I definitely agree that the compiler shouldn’t take action automatically; but I think suggesting to the user what action they might take is fair game. Analogically, “Heap space exhausted; use the -H switch to increase it” or “File too large; switch from z5 to z8 for more space” feel more friendly than just “Heap space exhausted” and “File too large”. Whether to make the change remains the user’s prerogative, but a newcomer who just wants it to stop crashing now knows where to look first.

Mostly because it feels like reinventing the wheel; Mac and Linux already have uuidgen, Windows has powershell -command new-guid.

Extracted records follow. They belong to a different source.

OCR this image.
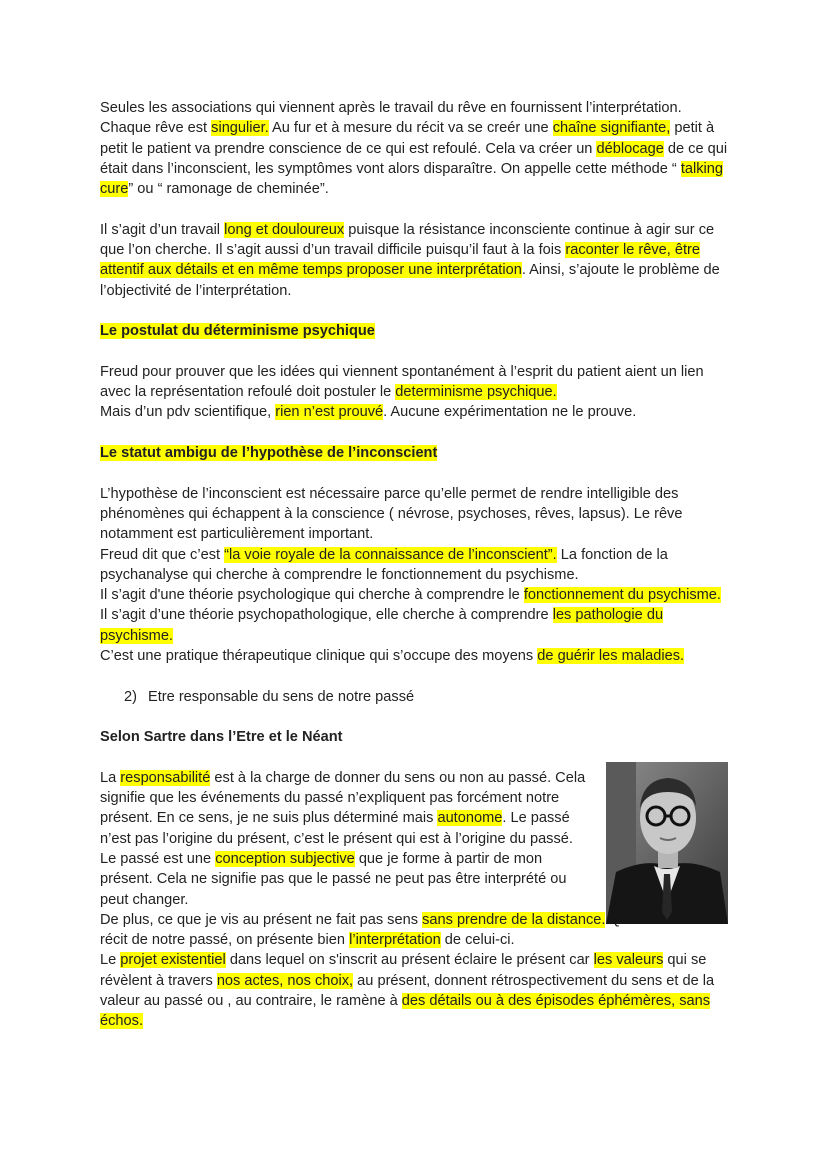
Seules les associations qui viennent après le travail du rêve en fournissent l’interprétation. Chaque rêve est singulier. Au fur et à mesure du récit va se creér une chaîne signifiante, petit à petit le patient va prendre conscience de ce qui est refoulé. Cela va créer un déblocage de ce qui était dans l’inconscient, les symptômes vont alors disparaître. On appelle cette méthode “ talking cure” ou “ ramonage de cheminée”.

Il s’agit d’un travail long et douloureux puisque la résistance inconsciente continue à agir sur ce que l’on cherche. Il s’agit aussi d’un travail difficile puisqu’il faut à la fois raconter le rêve, être attentif aux détails et en même temps proposer une interprétation. Ainsi, s’ajoute le problème de l’objectivité de l’interprétation.

Le postulat du déterminisme psychique

Freud pour prouver que les idées qui viennent spontanément à l’esprit du patient aient un lien avec la représentation refoulé doit postuler le determinisme psychique.

Mais d’un pdv scientifique, rien n’est prouvé. Aucune expérimentation ne le prouve.

Le statut ambigu de l’hypothèse de l’inconscient

L’hypothèse de l’inconscient est nécessaire parce qu’elle permet de rendre intelligible des phénomènes qui échappent à la conscience ( névrose, psychoses, rêves, lapsus). Le rêve notamment est particulièrement important.

Freud dit que c’est “la voie royale de la connaissance de l’inconscient”. La fonction de la psychanalyse qui cherche à comprendre le fonctionnement du psychisme.

Il s’agit d'une théorie psychologique qui cherche à comprendre le fonctionnement du psychisme.

Il s’agit d’une théorie psychopathologique, elle cherche à comprendre les pathologie du psychisme.

C’est une pratique thérapeutique clinique qui s’occupe des moyens de guérir les maladies.

2) Etre responsable du sens de notre passé

Selon Sartre dans l’Etre et le Néant

La responsabilité est à la charge de donner du sens ou non au passé. Cela signifie que les événements du passé n’expliquent pas forcément notre présent. En ce sens, je ne suis plus déterminé mais autonome. Le passé n’est pas l’origine du présent, c’est le présent qui est à l’origine du passé.

Le passé est une conception subjective que je forme à partir de mon présent. Cela ne signifie pas que le passé ne peut pas être interprété ou peut changer.

De plus, ce que je vis au présent ne fait pas sens sans prendre de la distance. récit de notre passé, on présente bien l’interprétation de celui-ci.

Le projet existentiel dans lequel on s'inscrit au présent éclaire le présent car les valeurs qui se révèlent à travers nos actes, nos choix, au présent, donnent rétrospectivement du sens et de la valeur au passé ou , au contraire, le ramène à des détails ou à des épisodes éphémères, sans échos.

As far as I can tell, they use the same sources of randomness (OS-supplied CSPRNGs) as the new PR does. The reason to put it into the compiler error message specifically is for user-friendliness.

I guess I don’t quite see the analogy here. If you wanted to compile an old version of the Linux date utility, you’d presumably want it to still say “20 February 2026” now; if you wanted it to still say “1 January 1990”, you’d change the system clock as well as building from the old source, right?

The feature isn’t that hard to add, technically; I’m just not convinced the benefits outweigh the risks. Right now, people are incentivized to design their testing workflows to not require a consistent serial number, which means their builds will be date-stamped and easier to tell apart. If we instead incentivize fixing the serial number in a Makefile, then as soon as someone forgets to update the Makefile, the serial number becomes useless for distinguishing different builds. I want the default to be “the compiler tracks builds automatically”, not “you have to track them manually and never slip up”.

I guess we could implement it, but make it awkward to use (e.g. it has to be set in an environment variable), but the potential drawbacks currently feel too big to be worth it. I’m happy to be convinced otherwise, though.

As it stands now, it would be impossible to package the game for such a system because the game file that is built cannot be referenced purely by the build inputs, which also means that nothing can then depend on that game file as a build input.

Maybe a better analogy, then: does this C program mean that gcc is impossible to use in such a system?

#include <stdio.h>
const char *date = __DATE__;
int main(){
    printf("This program was compiled on %s.", date);
    return 0;
}

I wouldn’t call this a failure on gcc’s part; if you want a reproducible build, it stands to reason that that build needs to not ask for the date of compilation within the source code.

Or is the problem that the serial number is embedded into the game file, even if (serial number) is never queried?

Yes, you don’t need to run the game for it to be a problem. Two people who build the game using the same inputs should end up with the same game file at the end of the process.

BTW, the man pages here say this about /dev/random :

The /dev/random interface is considered a legacy interface, and /dev/urandom is preferred and sufficient in all use cases, with the exception of applications which require randomness during early boot time; for these applications, getrandom(2) must be used instead, because it will block until the entropy pool is initialized.

1 Like

Ooh, that’s good to know. I think I’m currently using /dev/urandom (since the randomness code was copied in from another library), but I didn’t realize there was any real difference between them!

In the meantime, I’ve made the wording sound a bit less authoritative:

Warning: No IFID declared.
Warning: For example, you could use:
Warning: (story ifid) XXXXXXXX-XXXX-XXXX-XXXX-XXXXXXXXXXXX
Warning: Or get one at <https://www.tads.org/ifidgen/ifidgen>.
2 Likes

I can’t quite tell if you’ve completely settled the cross-OS randomness issue, but consulting Glulxe could be helpful as it recently changed its random implementation. It has functions for Unix (& Linux), MacOS and Windows.